Capitalizing on mass in motion to maximize efficiency against your opponent.
Either make the most of momentum that is already there, or create momentum in order to facilitate your own attacks/escapes.


22. Pivot Principle

Increase the effectiveness of a technique by changing the angle of its application.
He who dominates the angle will dominate the fight.
Pivoting helps you change angles in order to get the best one for executing a technique of your choice.


23. Tagalong Principle

Seizing the “free rides” in the fight to save your energy while depleting the opponents.
Goes hand in hand with the Depletion principle.
Basically, it is all about surfing on your opponent from top or allowing them to pull you from the bottom in order to achieve a better position, and conserve energy.


24. Overload Principle

Disproportionate application of your resources to target a specific part of your opponent’s body.
This one is something you already know – submissions like the armbar, for example. Your entire body against the elbow joint of the opponent’s arm.
This principle is available in other situations and not just when finishing joint locks.


25. Anchor Principle

Pinning any part of your opponent’s body to a surface to inhibit mobility. This a principle that will require some work on your part to fully understand. It works in terms of pinning an opponent to a surface, yourself to a surface, you to yourself, the opponent to you, you to your opponent, and the opponent to themselves.


26. Ratchet Principle

Creating persistent incremental advancements in one direction while preventing motion in the opposite direction.
Ratcheting can be done in a “micro-ratchet” or “macro-ratchet” fashion.
The former refers to moving parts of your body, while the latter involves moving the entire body.
The key moment is that once you move, you set up in a way that prevents the opponent from moving you back.


27. Buoyancy Principle

Capitalizing on offensive and defensive surfacing opportunities throughout the fight.
What is buoyancy? it is the upward force that prevents an object from sinking into a fluid.
In grappling terms, this means successfully getting a top position when you’re on the bottom, or retaining a top position when you have it.

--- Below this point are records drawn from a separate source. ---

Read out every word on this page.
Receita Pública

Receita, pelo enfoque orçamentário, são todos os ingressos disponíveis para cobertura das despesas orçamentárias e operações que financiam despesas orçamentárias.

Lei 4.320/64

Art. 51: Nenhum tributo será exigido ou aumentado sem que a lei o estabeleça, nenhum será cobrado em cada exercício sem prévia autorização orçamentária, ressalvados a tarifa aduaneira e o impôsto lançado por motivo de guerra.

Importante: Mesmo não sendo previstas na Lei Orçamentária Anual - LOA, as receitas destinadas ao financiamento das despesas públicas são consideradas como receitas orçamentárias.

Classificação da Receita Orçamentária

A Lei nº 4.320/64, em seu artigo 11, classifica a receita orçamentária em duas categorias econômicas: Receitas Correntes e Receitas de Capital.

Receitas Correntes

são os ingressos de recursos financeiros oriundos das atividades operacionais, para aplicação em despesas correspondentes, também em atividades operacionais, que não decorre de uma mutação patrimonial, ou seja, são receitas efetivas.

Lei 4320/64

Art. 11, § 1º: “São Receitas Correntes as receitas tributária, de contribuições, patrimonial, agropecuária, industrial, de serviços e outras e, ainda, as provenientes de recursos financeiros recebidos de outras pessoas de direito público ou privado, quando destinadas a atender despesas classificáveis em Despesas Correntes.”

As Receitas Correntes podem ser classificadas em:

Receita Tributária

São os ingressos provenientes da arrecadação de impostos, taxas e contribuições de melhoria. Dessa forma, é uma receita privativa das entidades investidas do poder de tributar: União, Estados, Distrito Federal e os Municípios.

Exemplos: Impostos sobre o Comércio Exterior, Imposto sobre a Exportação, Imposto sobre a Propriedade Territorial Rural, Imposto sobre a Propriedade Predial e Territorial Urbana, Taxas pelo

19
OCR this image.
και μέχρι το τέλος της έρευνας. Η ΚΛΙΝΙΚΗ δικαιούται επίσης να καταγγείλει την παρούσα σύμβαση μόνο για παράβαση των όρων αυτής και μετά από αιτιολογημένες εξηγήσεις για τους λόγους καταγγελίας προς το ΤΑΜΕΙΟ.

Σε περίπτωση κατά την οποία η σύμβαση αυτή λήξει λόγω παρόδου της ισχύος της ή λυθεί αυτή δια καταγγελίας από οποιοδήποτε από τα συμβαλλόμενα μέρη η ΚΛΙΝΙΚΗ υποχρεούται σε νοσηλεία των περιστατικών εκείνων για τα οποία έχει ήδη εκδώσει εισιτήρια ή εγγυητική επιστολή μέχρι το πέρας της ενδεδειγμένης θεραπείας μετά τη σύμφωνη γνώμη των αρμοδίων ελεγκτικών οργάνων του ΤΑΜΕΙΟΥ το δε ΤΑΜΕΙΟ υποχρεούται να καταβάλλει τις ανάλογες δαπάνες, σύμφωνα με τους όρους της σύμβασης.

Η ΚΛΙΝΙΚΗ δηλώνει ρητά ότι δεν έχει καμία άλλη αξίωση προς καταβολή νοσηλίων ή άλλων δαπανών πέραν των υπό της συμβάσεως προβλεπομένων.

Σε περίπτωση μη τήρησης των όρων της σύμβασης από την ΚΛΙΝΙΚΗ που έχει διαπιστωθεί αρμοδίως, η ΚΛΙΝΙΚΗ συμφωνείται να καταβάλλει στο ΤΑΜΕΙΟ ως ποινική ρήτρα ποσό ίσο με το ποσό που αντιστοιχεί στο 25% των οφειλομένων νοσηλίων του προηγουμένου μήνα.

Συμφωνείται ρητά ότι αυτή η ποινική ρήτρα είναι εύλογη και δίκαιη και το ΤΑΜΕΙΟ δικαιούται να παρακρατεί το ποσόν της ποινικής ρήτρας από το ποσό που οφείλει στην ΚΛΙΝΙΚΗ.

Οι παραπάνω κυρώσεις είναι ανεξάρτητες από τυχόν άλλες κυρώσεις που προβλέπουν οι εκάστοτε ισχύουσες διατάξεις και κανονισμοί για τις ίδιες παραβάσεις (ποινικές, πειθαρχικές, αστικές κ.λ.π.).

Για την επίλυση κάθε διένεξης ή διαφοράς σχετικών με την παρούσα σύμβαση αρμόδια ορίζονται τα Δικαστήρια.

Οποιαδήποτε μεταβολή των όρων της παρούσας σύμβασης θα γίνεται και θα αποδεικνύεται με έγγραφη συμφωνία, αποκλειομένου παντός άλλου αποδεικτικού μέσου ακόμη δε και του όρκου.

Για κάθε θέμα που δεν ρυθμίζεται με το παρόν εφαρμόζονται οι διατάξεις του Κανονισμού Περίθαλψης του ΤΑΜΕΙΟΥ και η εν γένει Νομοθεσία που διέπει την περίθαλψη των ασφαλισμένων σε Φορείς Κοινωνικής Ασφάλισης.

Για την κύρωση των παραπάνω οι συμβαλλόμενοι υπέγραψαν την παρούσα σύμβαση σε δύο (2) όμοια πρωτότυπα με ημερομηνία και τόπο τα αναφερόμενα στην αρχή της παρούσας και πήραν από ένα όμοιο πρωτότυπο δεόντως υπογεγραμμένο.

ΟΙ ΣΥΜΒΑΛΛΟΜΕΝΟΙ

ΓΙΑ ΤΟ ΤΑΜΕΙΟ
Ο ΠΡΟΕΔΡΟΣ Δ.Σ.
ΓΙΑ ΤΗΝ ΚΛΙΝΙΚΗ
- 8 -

28. Head Control Principle

Controlling your opponent’s head to limit or direct their movement.
Where the head looks, the body will follow.
Exploring the different ways in which twisting, turning, tilting, framing, hugging, pulling, pushing, or pinning the head can help you control an opponent.
This principle has both offensive and defensive applications.


29. Redirection Principle

Reducing your opponent’s effectiveness by controlling the direction of their energy.
Instead of fighting force with force, redirect your opponent by changing the angle or intercepting their energy.


30. Mobility Principle

Moving yourself when your opponent cannot be moved.
Can you move a wall away from you by pushing it? How about moving yourself away from the wall, like doing a push up?
Recognizing when to move your opponent, and when to move yourself.


31. Centerline Principle

Limiting your opponent’s potential by taking control of their centreline.
By either “splitting” or “breaking” the opponent’s appendages, you can make them weak and susceptible to your attacks.
Particularly useful when hunting submissions.


32. Grandmaster Principle

Using the 32 principles to continuously improve your Jiu Jitsu - just like the Grandmaster.